Technical analysis relies entirely on historical price information. When using unadjusted data, the indicators might provide false signals. Support and resistance levels change. Moving averages can provide incorrect crossover signals. Trendlines can break where they shouldn't.


This is significant specifically at the back-testing level for professional traders. Imagine testing a trading strategy in the S&P 500 using unadjusted historical data. You could base an entire backtest on "buying" just prior to when the stock pays dividends with returns represented that in reality did not exist from your backtest. The strategy with this approach would likely fail spectacularly in live trading.


Impact of Adjustments on Portfolio and Risk Management

Adjustments to readings are extremely important for portfolio and risk management. Portfolio calculations are based on accurate price readings, and whenever a stock adjusts due to a split, reverse-split, mergers, etc. the price reading will go down, but your total asset value is unchanged. However, the new stock price is adjusted for your position weights and allocating adjusted prices.

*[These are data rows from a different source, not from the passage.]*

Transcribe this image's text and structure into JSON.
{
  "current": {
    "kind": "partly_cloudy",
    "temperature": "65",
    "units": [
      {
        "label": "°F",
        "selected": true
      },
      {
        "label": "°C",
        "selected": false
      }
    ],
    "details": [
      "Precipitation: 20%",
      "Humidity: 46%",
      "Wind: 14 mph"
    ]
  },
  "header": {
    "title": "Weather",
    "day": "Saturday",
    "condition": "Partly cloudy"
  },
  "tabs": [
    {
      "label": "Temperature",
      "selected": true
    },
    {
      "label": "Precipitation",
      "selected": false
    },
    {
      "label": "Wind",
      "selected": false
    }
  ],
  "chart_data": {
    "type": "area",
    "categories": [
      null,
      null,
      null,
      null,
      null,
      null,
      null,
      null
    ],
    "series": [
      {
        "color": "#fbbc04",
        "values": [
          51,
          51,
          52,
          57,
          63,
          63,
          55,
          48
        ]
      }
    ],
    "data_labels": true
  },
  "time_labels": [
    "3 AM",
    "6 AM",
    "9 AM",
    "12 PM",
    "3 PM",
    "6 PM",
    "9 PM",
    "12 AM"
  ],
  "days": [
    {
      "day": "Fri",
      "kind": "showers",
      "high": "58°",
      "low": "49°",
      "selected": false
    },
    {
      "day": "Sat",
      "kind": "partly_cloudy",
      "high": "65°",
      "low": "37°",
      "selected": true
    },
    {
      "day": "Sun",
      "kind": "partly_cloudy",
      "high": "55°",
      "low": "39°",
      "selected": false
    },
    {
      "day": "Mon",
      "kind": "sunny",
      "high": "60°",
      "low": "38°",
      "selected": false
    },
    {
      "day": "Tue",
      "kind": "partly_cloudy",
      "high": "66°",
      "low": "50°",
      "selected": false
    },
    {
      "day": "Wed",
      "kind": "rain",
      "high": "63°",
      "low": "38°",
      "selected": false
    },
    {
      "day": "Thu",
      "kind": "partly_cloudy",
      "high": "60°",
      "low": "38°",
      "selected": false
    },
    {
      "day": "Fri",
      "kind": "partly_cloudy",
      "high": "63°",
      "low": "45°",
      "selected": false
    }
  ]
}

Consider holding a portfolio with equal weight in ten stocks, and then running into a situation where one stock has a 2-for-1 split. This stock's price is now half of what it used to be (disregarding the many other factors which impact a stock's price). If you calculate your portfolio weights using your raw prices rather than adjusted prices, you will think this position has decreased in weight when, in fact, it has not. The actual allocation does not change. 


How to Access and Apply Adjustment Data on Trading Platforms

While modern trading platforms make it easy to make adjustments, you must know where the adjustments are located. Most price data feeds on platforms like Tradewill, TradingView, and MetaTrader will make automatic adjustments in their price data feeds. 


The main thing to know is the difference between "Close" price and "Adjusted Close" price. A "Close" price tells you what a stock actually traded on that day. An "Adjusted Close" price tells you what that price would be worth today with all subsequent actions by a company factored in. 


Apply Adjustments to Improve Your Trading Accuracy

Knowing adjustments distinguishes traders who guess from traders who know. These price adjustments are not hidden, technical details. Adjustments are absolutely essential to confident, accurate historical analysis; trustworthy technical signals; valid backtesting; and sound portfolio management.

 

Whenever you analyze a chart, calculate returns, or test a strategy, you are either explicitly or implicitly relying on adjustment information. While modern platforms often automate much of this adjustment work, having an idea of what is going on behind the scenes will help you avoid the traps facing uninformed traders.